A personal rule of thumb is not to give multi-year contracts into season where the player is projected to be below 2 WAR, especially 1.5 (average). This contract does not do that. Even for six years, this contract only goes to age 34, and I project Reyes at 2.4 WAR in the final season, still solidly above average.


#16    Tangotiger      (see all posts) 2011/12/05 (Mon) @ 19:38

Note Brian is giving 2% inflation rate.


#17    Brian Cartwright      (see all posts) 2011/12/05 (Mon) @ 19:43

I used the same dollar assumptions as Tango’s chart, changing only the WAR projections. With my WAR values, it would 10% a year inflation for the value to equal the payout in this contract.

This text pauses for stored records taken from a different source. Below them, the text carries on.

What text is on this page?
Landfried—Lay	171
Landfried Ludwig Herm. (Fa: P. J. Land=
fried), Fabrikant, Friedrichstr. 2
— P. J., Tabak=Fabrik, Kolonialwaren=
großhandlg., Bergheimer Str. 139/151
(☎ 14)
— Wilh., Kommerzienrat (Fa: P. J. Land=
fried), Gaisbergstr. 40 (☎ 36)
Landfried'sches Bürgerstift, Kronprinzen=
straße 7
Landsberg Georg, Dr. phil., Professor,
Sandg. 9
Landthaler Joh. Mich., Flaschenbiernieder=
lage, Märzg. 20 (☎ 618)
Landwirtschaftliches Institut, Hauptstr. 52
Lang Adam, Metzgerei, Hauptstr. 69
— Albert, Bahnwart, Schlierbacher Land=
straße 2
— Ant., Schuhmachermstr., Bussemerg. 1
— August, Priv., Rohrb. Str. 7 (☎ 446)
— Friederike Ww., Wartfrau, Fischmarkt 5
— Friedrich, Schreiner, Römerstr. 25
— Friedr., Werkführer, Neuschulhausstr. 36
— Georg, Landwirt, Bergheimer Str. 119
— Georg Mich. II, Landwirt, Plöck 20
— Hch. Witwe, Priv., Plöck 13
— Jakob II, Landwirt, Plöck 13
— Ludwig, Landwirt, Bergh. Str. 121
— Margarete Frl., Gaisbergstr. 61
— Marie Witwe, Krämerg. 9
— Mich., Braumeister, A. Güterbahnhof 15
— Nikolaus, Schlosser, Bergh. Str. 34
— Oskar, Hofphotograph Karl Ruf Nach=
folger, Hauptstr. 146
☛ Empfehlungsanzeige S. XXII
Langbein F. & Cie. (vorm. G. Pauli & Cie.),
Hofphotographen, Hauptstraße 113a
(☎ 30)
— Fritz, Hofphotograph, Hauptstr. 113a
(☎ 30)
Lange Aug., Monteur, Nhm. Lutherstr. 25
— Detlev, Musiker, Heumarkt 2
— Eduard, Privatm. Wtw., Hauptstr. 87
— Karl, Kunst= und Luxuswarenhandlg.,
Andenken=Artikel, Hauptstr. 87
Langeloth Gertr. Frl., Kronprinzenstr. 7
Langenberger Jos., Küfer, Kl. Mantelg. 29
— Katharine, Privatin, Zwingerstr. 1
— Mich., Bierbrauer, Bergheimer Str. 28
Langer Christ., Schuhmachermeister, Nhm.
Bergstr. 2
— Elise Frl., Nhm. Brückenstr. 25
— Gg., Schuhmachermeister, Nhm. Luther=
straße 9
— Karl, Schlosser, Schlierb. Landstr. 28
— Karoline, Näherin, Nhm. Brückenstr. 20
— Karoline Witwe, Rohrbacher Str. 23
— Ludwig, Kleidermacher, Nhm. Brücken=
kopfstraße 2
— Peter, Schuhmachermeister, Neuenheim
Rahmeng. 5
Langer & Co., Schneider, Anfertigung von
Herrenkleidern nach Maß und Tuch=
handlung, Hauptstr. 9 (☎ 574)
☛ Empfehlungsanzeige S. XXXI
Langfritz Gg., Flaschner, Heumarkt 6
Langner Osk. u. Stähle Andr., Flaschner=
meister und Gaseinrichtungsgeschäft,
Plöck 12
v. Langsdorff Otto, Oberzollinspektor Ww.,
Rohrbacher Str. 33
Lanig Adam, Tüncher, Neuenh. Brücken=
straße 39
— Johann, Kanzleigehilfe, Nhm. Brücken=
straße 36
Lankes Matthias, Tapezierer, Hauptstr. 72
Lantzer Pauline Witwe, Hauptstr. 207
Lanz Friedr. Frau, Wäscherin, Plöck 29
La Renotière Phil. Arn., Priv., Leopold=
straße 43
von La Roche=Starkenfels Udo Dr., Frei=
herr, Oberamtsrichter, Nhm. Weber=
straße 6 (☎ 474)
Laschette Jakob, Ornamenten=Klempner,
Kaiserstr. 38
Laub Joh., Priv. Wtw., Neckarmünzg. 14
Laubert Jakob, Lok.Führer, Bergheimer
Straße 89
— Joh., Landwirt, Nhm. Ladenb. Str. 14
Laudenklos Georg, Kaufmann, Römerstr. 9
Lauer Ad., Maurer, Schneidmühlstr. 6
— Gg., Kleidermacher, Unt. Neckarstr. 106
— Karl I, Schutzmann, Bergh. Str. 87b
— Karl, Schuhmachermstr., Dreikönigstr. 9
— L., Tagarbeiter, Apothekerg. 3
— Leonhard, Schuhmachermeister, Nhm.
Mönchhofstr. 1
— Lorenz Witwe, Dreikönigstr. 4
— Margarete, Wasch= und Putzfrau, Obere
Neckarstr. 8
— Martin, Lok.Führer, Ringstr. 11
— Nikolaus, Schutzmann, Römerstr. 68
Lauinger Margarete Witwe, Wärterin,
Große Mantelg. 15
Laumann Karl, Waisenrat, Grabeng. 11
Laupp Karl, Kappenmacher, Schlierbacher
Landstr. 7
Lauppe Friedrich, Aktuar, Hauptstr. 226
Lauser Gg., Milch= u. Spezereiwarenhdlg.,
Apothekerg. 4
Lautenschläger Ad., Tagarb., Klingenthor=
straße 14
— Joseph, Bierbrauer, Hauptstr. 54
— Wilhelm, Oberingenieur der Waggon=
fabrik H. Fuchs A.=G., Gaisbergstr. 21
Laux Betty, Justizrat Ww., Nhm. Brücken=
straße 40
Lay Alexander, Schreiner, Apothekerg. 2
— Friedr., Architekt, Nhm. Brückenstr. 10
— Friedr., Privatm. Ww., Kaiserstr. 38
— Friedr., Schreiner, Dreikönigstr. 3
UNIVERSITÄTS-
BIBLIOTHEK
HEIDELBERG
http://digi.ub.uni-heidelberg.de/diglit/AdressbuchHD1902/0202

#18    dave smyth      (see all posts) 2011/12/05 (Mon) @ 19:43

How do these forecast methods deal specifically with Reyes’ injury history over the last few seasons?


#19    Tangotiger      (see all posts) 2011/12/05 (Mon) @ 19:49

Brian: my chart is in the main blog post.  The chart you are quoting is an example for someone else who thought I was too optimistic.


#20    Brian Cartwright      (see all posts) 2011/12/05 (Mon) @ 20:00

Oops, let me try that again

Year  Wins $perWin $Value  $Cost $Gain(Loss)
2012   3.8   $5.00  $19.2  $17.7   $1.5 
2013   3.6   $5.25  $18.8  $17.7   $1.1
2014   3.2   $5.51  $17.8  $17.7   $0.1 
2015   3.0   $5.79  $17.3  $17.7  $(0.4)
2016   2.7   $6.08  $16.4  $17.7  $(1.3)
2017   2.4   $6.38  $15.6  $17.7  $(2.1) 
total 18.8         $105.3 $106.0  $(0.7)

Look like a damn fine contract!


#21    Tangotiger      (see all posts) 2011/12/05 (Mon) @ 20:16

Beautiful!


#22    Brian Cartwright      (see all posts) 2011/12/05 (Mon) @ 20:58

My projection for Reyes averaged about 0.3 WAR a year decline, instead of 0.5, for ages 29-34, but started from 3.8 - based on his past stats and current age.